Derivative with respect to a vector

[FirstYearGrad]

I've stumbled across something I've never seen before. I am taking a class outside of my major and the notation seems to be quite different from what I am used to, and I am completely baffled as to how to solve what I feel are some simple problems.

Homework Statement

Find $$\frac{d f(\vec{k})}{\vec{k}}$$ where $$f(\vec{k}) = sin(ak_x)-cos(bk_y)+cos(ck_z)$$. f itself is a scalar function that operates on the components of the vector $$\vec{k}$$.

The Attempt at a Solution

What does this notation mean? I have never seen a notation in which there is a derivative with respect to a vector. Is this the same thing as the gradient $$\nabla f$$?

 

[HallsofIvy]

In general, if a function from $R^m$ to $R^n$ is "differentiable at $\vec{v_0}$" if and only if there exist a linear function, L, from $R^m$ to $R^n$ and a function $\epsilon$ from $R^m$ to $R^n$ such that $f(\vec{v})= f(\vec{v_0})+ L(\vec{v}- \vec{v_0})+ \epsilon(\vec{v})$ and $\lim_{\vec{v}\to \vec{0}} \epsilon(\vec{v}/|\vec{v}|$$= 0$. In this case, we say that L is the "derivative of f with respect to $\vec{v}$ at $vec{v_0}$".

Notice that L is a linear operator, not a number or even a vector. In the case f from $R^1$ to $R^1$, a real valued function of a single real variable as in Calculus I, a linear function from $R^m$ to $R^n$ is a multiple: $mx$ for some number m. In calculus I, we think of that number as being the derivative.

In the case of f from $R^m$ to $R^1$, a real valued function of several real variables, we can represent a linear function from $R^m$ to $R^1$ as a "dot product"- any linear function L(<x, y, z>) can be written as ax+ by+ cz= <a, b, c>$\cdot$<x, y, z>. In that case, we can identify the derivative with that vector- which is, in fact, the gradient.

That is the case in your example. f is a real valued function of a variable in $R^3$. Strictly speaking, its derivative is the linear transformation corresponding to taking the dot product of the position vector $x\vec{i}+ y\vec{j}+ z\vec{k}$ with the vector
$$\frac{\partial f}{\partial x}\vec{i}+ \frac{\partial f}{\partial y}\vec{j}+ \frac{\partial f}{\partial z}\vec{k}$$
which is, as you say, the gradient of f.

(Notice that we need "vector space" structure in the range space of f because we need to be able to subtract f(x+h)- f(x). We don't need to do "arithmetic" in the domain space because all we do there is take the limit as |h| goes to 0. That's why we tend to talk about "functions of several variables" rather than "functions of a vector variable".)
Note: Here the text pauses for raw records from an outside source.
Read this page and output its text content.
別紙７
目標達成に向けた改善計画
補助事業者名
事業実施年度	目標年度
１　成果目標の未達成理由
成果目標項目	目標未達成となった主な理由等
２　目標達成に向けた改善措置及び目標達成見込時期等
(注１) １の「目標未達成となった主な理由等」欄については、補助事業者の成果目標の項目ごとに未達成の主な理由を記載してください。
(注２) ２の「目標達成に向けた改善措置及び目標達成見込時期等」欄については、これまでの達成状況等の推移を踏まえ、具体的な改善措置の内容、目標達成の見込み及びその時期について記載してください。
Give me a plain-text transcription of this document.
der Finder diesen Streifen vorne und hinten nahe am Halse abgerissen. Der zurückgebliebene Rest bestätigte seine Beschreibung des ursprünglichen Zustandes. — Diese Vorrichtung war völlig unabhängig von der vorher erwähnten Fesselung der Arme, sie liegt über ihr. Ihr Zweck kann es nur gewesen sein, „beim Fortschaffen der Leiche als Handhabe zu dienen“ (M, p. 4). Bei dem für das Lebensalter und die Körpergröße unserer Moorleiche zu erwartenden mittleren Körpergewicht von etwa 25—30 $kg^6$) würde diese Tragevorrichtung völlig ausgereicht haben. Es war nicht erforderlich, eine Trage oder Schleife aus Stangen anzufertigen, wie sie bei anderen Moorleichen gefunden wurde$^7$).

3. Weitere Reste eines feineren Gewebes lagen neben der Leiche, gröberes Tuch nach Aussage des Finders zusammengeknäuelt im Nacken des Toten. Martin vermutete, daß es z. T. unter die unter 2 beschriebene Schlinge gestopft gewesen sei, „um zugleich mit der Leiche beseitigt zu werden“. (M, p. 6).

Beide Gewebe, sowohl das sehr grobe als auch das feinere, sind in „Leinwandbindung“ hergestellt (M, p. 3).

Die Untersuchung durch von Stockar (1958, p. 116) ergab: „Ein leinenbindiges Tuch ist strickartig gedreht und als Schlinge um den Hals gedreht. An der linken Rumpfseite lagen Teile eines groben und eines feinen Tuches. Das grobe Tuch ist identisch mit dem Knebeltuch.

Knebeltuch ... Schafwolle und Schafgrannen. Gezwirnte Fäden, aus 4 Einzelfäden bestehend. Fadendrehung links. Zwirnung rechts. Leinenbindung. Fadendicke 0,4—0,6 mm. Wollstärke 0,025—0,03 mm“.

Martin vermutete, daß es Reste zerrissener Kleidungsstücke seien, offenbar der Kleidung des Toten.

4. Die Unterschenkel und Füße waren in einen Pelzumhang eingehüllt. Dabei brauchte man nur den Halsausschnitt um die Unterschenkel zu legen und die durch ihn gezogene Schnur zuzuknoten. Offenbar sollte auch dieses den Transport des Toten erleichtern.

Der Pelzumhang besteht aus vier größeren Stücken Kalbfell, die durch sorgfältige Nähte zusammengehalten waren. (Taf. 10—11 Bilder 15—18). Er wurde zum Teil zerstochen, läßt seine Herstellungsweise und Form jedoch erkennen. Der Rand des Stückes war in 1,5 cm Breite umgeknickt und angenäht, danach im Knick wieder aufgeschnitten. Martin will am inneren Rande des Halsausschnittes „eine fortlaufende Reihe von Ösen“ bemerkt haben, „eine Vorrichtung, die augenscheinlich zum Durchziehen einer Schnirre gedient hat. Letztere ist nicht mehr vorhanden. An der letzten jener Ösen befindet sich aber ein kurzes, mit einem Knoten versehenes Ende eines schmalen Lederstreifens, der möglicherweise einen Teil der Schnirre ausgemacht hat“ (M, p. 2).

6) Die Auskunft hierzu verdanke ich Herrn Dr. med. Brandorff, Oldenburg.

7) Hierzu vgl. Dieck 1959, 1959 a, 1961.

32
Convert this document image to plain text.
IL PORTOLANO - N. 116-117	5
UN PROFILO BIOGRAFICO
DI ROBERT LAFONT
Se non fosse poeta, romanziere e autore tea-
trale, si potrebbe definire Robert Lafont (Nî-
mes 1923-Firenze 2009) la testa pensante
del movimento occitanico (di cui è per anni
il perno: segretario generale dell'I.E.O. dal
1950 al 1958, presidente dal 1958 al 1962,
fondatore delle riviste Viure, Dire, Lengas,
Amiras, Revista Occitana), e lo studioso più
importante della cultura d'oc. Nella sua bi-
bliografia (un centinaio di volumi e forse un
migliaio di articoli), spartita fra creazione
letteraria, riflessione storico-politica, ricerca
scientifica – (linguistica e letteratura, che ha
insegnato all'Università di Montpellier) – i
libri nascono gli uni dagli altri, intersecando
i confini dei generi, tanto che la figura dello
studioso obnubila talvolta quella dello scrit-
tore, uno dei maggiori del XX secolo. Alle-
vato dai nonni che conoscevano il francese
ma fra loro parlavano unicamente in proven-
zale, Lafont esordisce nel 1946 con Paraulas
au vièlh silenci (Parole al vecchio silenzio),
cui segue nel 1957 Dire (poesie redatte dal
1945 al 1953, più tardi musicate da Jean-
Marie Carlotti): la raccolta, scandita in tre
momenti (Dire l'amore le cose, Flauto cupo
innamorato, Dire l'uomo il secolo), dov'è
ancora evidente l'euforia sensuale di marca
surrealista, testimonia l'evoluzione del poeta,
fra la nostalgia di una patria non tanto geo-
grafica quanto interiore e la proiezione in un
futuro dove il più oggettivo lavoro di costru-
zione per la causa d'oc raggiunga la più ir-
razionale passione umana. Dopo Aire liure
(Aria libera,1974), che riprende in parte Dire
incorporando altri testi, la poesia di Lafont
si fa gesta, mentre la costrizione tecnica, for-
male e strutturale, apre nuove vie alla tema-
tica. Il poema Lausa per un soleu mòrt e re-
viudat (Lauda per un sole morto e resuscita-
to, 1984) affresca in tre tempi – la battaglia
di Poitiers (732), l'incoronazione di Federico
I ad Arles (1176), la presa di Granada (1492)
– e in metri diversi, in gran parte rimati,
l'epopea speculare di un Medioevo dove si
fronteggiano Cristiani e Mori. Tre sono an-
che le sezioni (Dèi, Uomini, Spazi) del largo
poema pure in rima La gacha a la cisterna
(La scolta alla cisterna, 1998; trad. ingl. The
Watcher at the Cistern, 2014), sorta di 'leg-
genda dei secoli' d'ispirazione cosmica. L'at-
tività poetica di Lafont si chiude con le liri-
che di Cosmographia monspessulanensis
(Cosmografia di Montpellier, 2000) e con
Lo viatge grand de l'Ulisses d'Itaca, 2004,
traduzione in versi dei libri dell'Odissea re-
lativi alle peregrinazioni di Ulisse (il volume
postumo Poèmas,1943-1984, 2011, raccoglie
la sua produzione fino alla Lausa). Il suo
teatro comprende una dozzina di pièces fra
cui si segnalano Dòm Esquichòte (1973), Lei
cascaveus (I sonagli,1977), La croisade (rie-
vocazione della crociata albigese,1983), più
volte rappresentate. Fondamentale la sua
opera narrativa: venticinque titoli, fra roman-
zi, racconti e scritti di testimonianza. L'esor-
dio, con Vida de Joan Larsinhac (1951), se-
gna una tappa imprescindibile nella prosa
In the general case of f from $R^m$ to $R^n$ with neither m nor n equal to 1, a linear function from $R^m$ to $R^n$ can be written as a matrix multiplication and we can identify the derivative with that matrix. In the case of $\vec{f}(\vec{v})= f_x(x, y, z)\vec{i}+ f_y(x,y,z)\vec{j}+ f_z(x,y,z)\vec{k}$ (where \vec{v}= x\vec{i}+ y\vec{j}+ z\vec{k}[/itex]) that matrix is
$$\begin{bmatrix}\frac{\partial^2 f_x}{\partial x^2} & \frac{\partial^2 f_y}{\partial x\partial y} & \frac{\partial^2 f_z}{\partial x\partial z} \\ \frac{\partial^2 f_x}{\partial y\partial x} & \frac{\partial^2 f_y}{\partial y^2} & \frac{\partial^2 f_z}{\partial y\partial z}\\ \frac{\partial^2 f_z}{\partial z\partial x} & \frac{\partial^2 f_z}{\partial z\partial y} & \frac{\partial^2 f_z}{\partial z^2}\end{bmatrix}$$

 

[FirstYearGrad]

wow HallsOfIvy, thank you for the detailed reply, I understand now; I had never really stopped to think about what $$\nabla{F}$$ meant. I am a bit light on the theory side of calculus so I have to rely on my gut instinct a lot.